Some voting rights experts have described this controversial process as “witchcraft”  that disenfranchises voters, because it often results in signatures getting thrown out over minute discrepancies. In 2018, the ACLU successfully sued the state of Georgia for rejecting close to 600 absentee ballots for alleged signature mismatches. 

“Signature matching is a tool of voter suppression—plain and simple,” wrote New Georgia Project Action Fund CEO Kendra Cotton in a press release. “The City of Atlanta’s use of this arcane method to verify petition signatures in the push to get a referendum on Cop City on the ballot is the same method used for years by the GOP to throw out valid ballots cast by Georgia voters. It’s the same method that the State of Georgia stopped using because they had been sued so many times on this unfair, skewed, and politically motivated practice.”

In a legal memo also distributed Monday, the coalition listed ways the city could ensure a fair and objective verification. Their recommendations include using neutral observers and regularly reporting the vetting results back to the Vote to Stop Cop City organizers, so they could correct any signature errors. 

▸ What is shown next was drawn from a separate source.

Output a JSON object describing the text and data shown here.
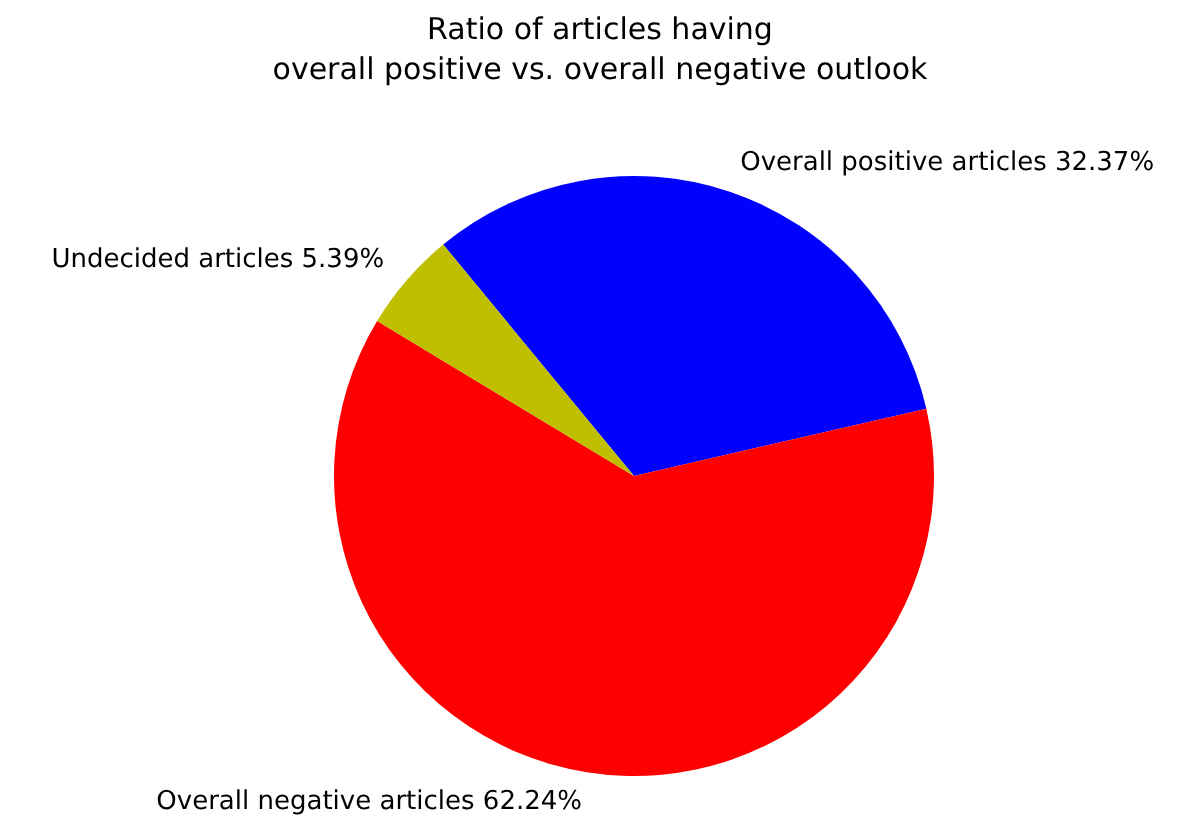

“We’ve laid out what the law calls for and what morality calls for — it’s up to the city now to honor the will of the voters,” said Kurt Kastorf, a lawyer representing the coalition, in the press release.

Extended Deadline

The coalition’s previous goal was to submit 70,000 signatures from Atlanta residents who’re registered voters by Aug. 21 – 60 days after the municipal clerk certified their petition for a referendum. That is to satisfy a requirement in the city code that the petition must be signed by “15% of the registered voters qualified to vote in the preceding general municipal election.”

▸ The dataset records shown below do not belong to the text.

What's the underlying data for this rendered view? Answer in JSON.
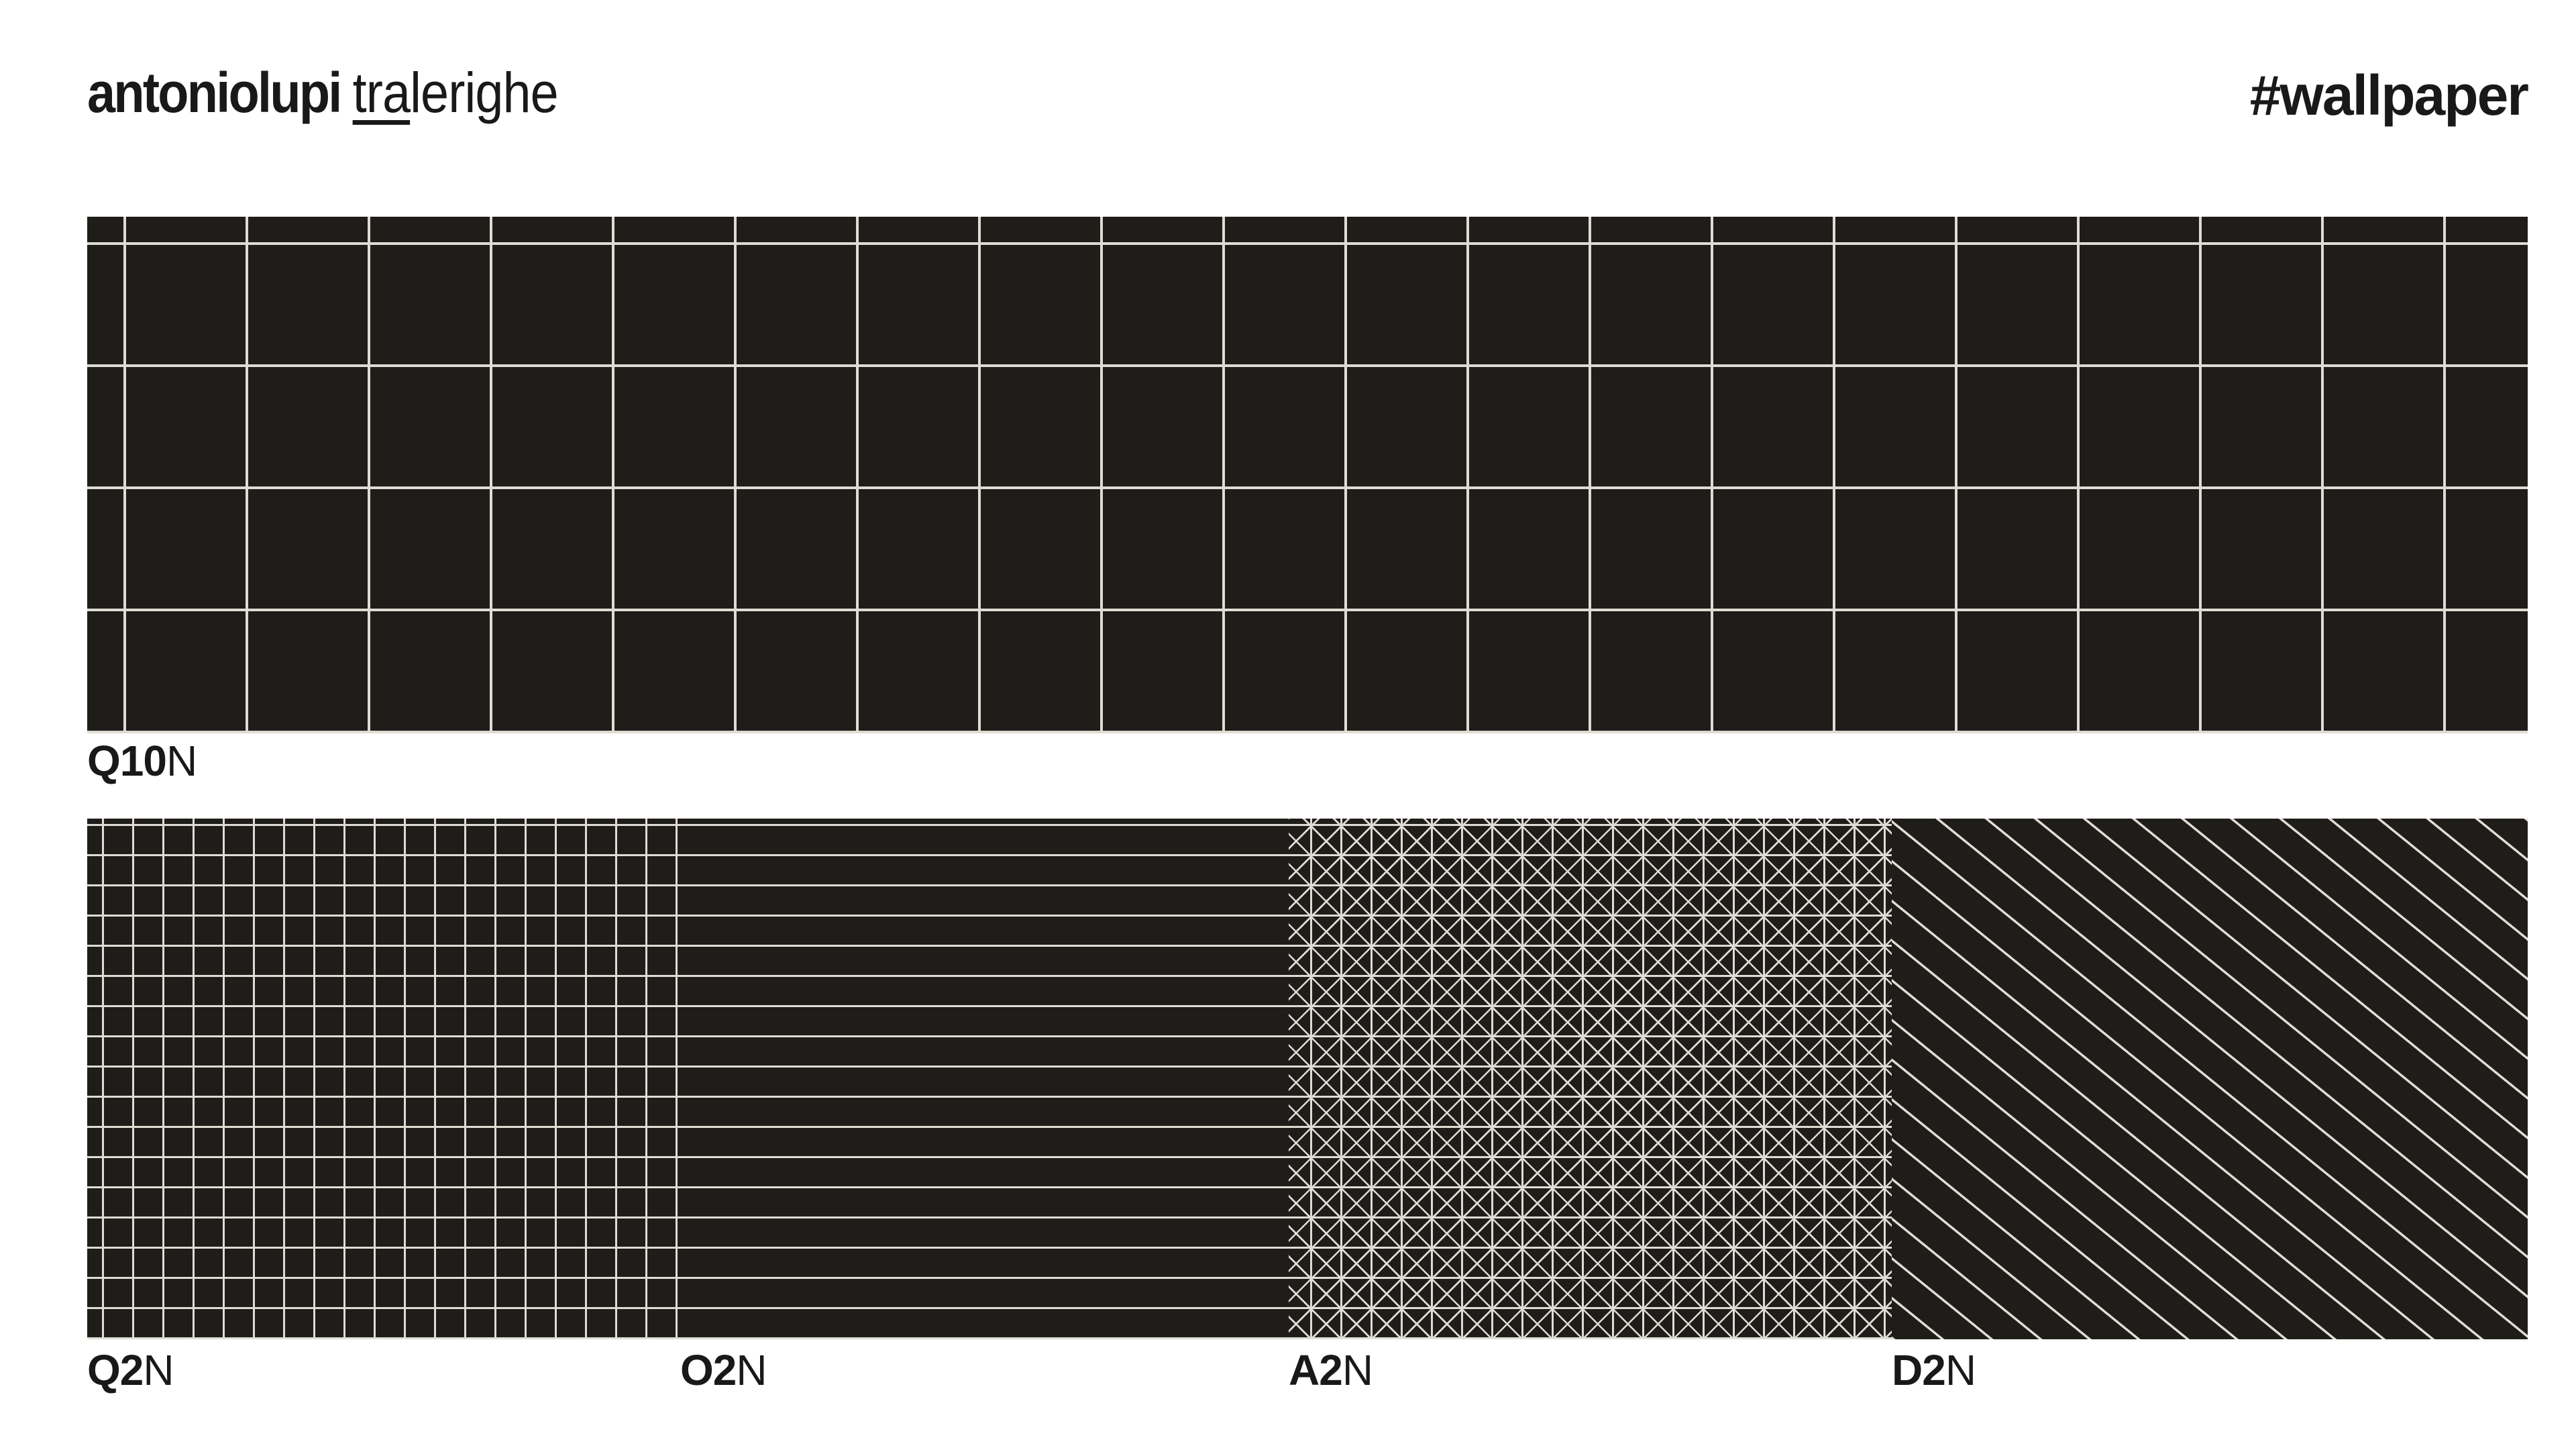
{
  "header": {
    "brand": {
      "bold": "antoniolupi",
      "underlined": "tra",
      "rest": "lerighe"
    },
    "hashtag": "#wallpaper"
  },
  "samples": {
    "large": {
      "code_bold": "Q10",
      "code_suffix": "N",
      "pattern": "large-grid"
    },
    "row": [
      {
        "code_bold": "Q2",
        "code_suffix": "N",
        "pattern": "small-grid"
      },
      {
        "code_bold": "O2",
        "code_suffix": "N",
        "pattern": "horizontal-lines"
      },
      {
        "code_bold": "A2",
        "code_suffix": "N",
        "pattern": "crosshatch-grid"
      },
      {
        "code_bold": "D2",
        "code_suffix": "N",
        "pattern": "diagonal-lines"
      }
    ]
  },
  "colors": {
    "page_bg": "#ffffff",
    "panel_bg": "#1f1d1a",
    "line": "#dfdcd4",
    "text": "#191918"
  }
}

But the original deadline was extended to Sept. 23 by U.S. Federal District Judge Mark Cohen in a ruling last month for the plaintiffs in Baker v. Atlanta. The lawsuit was brought by four DeKalb County residents who said they too should be allowed to collect signatures, not just Atlanta residents, because they live near the proposed training center. The site is located in the South River Forest, south of the Atlanta city limits.

Vote to Stop Cop City organizers said they will take advantage of the extended deadline because, in addition to signature check, they’re concerned that the city is planning to require a much higher legal minimum signature count for ballot access.

The municipal clerk’s office did not respond to a request for comment. An emailed response from the city’s law department said the Atlanta City Council is currently considering legislation to allow the city attorney, Nina Hickson, to hire outside lawyers to help verify the signatures.

Even if the city council deems the signatures valid, it can still determine that the petition itself is not, the city’s law department said in the email: “If the council determines that the petition is not valid, it shall publish in detail, in a newspaper of general circulation in the week immediately following the date on which the petition is declared not to be valid, the reasons why such petition is not valid.”

The city first raised the objection that the referendum itself is unlawful in its July 14 response to the Baker v. Atlanta lawsuit challenging overly restrictive signature requirements.


Christie Calls for RICO crackdown on Stop Cop City protestors

Meanwhile, at a conservative conference in Atlanta over the weekend, Republican presidential candidate Chris Christie called for federal prosecutors to crack down on Stop Cop City protesters. The former New Jersey governor suggested that the Justice Department employ the federal version of the RICO laws Fulton County District Attorney Fani Willis used to indict Donald Trump last week. (Originally written to give prosecutors more leeway to go after mobsters, RICO stands for the Racketeer Influenced and Corrupt Organizations Act.)

“This is what the federal prosecuting system was made to deal with,” he said. “RICO seems particularly appropriate in that circumstance, given that you obviously have an organization here that’s racketeering and is corrupt – and that’s what RICO stands for, everybody. And so we need to be more aggressive about this.”